Feu Kadri Ahmed après le poste de chef de secteur de constantine occupa celui de la 1ère région à Blida, ensuite le sud et puis Annaba, avant d’être détaché au Parti FLN en tant que Commissaire National du parti et Membre de son comité central, jusqu’à sa mise en retraite, d’où il fut rappelé, quelques années plus tard pour siéger au sein du conseil supérieur de la magistrature ,puisque titulaire d’une licence en droit, et ce, jusqu’à son décès. D’ailleurs, la salle de réunion du dit conseil a été baptisée en son nom par le ministre de la justice de l’époque où trône son portrait normalement encore, en plus de la baptisassions d’un collège d’enseignement moyen à la daira de Bir El Djir (Oran) en son nom.
-3 Ma Marade, Zeghdoudi Fatna (1ère épouse de mon père) qui n’a point démérité car c’était à elle que revenait le plus souvent la tâche de nourrir le djounouds. Elle était mobilisée à chaque fois que les djounouds arrivaient dans le coin, infatigable, elle alimentait les djounouds même en l’absence de son mari.

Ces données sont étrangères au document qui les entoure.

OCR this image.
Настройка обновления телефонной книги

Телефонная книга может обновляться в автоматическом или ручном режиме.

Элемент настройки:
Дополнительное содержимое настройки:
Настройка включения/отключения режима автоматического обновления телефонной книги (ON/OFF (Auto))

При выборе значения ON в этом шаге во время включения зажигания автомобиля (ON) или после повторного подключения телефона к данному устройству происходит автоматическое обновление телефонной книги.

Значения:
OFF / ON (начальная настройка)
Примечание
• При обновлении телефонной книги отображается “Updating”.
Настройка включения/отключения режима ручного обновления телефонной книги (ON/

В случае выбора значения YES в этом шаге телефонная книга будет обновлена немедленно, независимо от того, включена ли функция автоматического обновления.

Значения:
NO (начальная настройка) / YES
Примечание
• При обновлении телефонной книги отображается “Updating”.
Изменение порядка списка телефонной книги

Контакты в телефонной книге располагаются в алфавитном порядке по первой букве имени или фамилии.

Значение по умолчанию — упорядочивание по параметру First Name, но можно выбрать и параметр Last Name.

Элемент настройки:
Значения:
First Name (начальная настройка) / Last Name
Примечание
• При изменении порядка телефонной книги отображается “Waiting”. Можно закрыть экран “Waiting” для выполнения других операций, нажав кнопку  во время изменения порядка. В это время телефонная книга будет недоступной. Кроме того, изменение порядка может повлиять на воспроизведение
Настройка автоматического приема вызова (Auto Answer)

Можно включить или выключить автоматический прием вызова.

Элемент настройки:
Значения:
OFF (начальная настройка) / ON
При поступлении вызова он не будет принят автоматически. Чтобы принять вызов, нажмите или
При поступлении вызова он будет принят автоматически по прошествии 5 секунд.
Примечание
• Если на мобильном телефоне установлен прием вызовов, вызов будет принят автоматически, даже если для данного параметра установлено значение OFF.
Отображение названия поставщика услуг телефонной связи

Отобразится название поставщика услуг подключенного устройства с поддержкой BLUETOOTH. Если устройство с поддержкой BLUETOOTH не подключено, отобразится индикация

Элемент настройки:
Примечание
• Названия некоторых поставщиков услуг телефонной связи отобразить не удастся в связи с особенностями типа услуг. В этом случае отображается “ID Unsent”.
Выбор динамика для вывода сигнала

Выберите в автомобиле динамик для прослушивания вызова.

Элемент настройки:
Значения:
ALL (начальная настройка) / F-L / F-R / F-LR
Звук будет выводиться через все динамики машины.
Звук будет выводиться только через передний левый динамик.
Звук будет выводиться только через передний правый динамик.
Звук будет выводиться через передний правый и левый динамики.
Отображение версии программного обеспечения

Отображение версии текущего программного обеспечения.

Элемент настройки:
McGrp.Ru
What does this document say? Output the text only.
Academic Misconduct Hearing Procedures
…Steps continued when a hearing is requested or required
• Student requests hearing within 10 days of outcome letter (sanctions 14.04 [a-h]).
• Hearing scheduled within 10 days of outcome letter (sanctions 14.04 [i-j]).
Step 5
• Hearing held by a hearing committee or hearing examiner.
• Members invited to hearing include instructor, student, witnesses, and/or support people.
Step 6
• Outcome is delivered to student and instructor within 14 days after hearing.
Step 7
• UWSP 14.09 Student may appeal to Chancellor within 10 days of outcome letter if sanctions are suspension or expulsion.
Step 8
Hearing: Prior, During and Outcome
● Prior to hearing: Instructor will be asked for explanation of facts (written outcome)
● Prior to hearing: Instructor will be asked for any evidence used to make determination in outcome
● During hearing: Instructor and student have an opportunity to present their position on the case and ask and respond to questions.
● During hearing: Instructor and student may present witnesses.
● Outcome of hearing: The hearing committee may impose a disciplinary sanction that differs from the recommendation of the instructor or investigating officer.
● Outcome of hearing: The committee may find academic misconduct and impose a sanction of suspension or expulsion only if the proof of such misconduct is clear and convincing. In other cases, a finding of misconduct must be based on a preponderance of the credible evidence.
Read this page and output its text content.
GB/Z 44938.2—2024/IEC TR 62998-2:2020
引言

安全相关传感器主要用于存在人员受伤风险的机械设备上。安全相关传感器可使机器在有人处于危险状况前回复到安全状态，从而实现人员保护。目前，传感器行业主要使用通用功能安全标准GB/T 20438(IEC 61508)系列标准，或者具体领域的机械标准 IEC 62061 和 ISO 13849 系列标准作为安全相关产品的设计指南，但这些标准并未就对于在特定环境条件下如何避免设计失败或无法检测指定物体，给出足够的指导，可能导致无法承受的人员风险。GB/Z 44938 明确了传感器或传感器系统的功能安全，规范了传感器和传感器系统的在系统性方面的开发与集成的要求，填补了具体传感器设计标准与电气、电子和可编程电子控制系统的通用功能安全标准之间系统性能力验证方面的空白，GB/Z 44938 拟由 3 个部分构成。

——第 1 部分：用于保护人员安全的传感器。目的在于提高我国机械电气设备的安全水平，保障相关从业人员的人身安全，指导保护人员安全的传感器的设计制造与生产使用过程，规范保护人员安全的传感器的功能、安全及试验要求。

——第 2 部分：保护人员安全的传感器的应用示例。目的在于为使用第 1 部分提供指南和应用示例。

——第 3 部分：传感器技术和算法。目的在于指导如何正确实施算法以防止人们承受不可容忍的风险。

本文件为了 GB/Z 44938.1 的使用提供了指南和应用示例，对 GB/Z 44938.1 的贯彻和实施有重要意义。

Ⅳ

-4- Ma Tante Ouassinia dont le père était cheminot à la gare de «zoudj béghal» à la frontière marocaine où elle a eu la chance de fréquenter l’école primaire, donc comprenait et parler le français . Revenue, une fois mariée à son cousin ,habiter au douar d’Ouled Berrached et lors d’une rafle, les soldats français fouillaient les maisons et maltraitaient les occupants, surtout les femmes, les filles, les enfants car les hommes généralement désertaient les maisons à l’arrivée de la soldatesque françaises pour ne pas être tués. Et pendant leur fouille, l’officier en chef reçut un coup de fil sur son TSF (téléphone sans fil) c’était un appareil lourd porté sur le dos d’un soldat, l’ordre d’aller tendre une embuscade aux fellegas qui se dirigeaient vers le village ,que l’avion de reconnaissance avait localisés. C’est alors que l’officier en chef informa à haute voix, ses soldats de la mission et il rajouta quand on aura anéanti ces felleagas nous reviendrons au village et vous aurez carte blanche, violez- les toutes, femmes, jeunes filles… Il était loin de savoir que parmi ces campagnardes, il se trouvait une femmes qui comprenait la langue de Molière! C’est alors qu’une fois les soldats quittèrent la maison pour aller intercepter les djounouds, tante ouassinia expliqua aux autres femmes qui ne comprenaient pas le français ce qu’elle venait d’entendre et sans perdre de temps, d’abord elles envoyèrent un enfant d’une dizaine d’années à peine, pour alerter les djounouds de l’embuscade qu’allaient leur tendre les soldats français. Il partit comme un éclair en empruntant un raccourci à l’abri de la vue des soldats français, enfant du terroir il connaissait mieux le terrain que les français, il arriva avant eux chez les djounouds, les informa que les français sont en route pour les intercepter, alors après ce renseignement en or, les djounouds s’organisèrent et préparèrent un guet à pans, dans lequel, les soldats français se retrouvèrent bien encerclés et ils périrent tous sous les balles de nos valeureux combattants. Cet enfant,ne mérite-t-il pas une médaille? N’est-ce pas, le Petit Omar de la Région?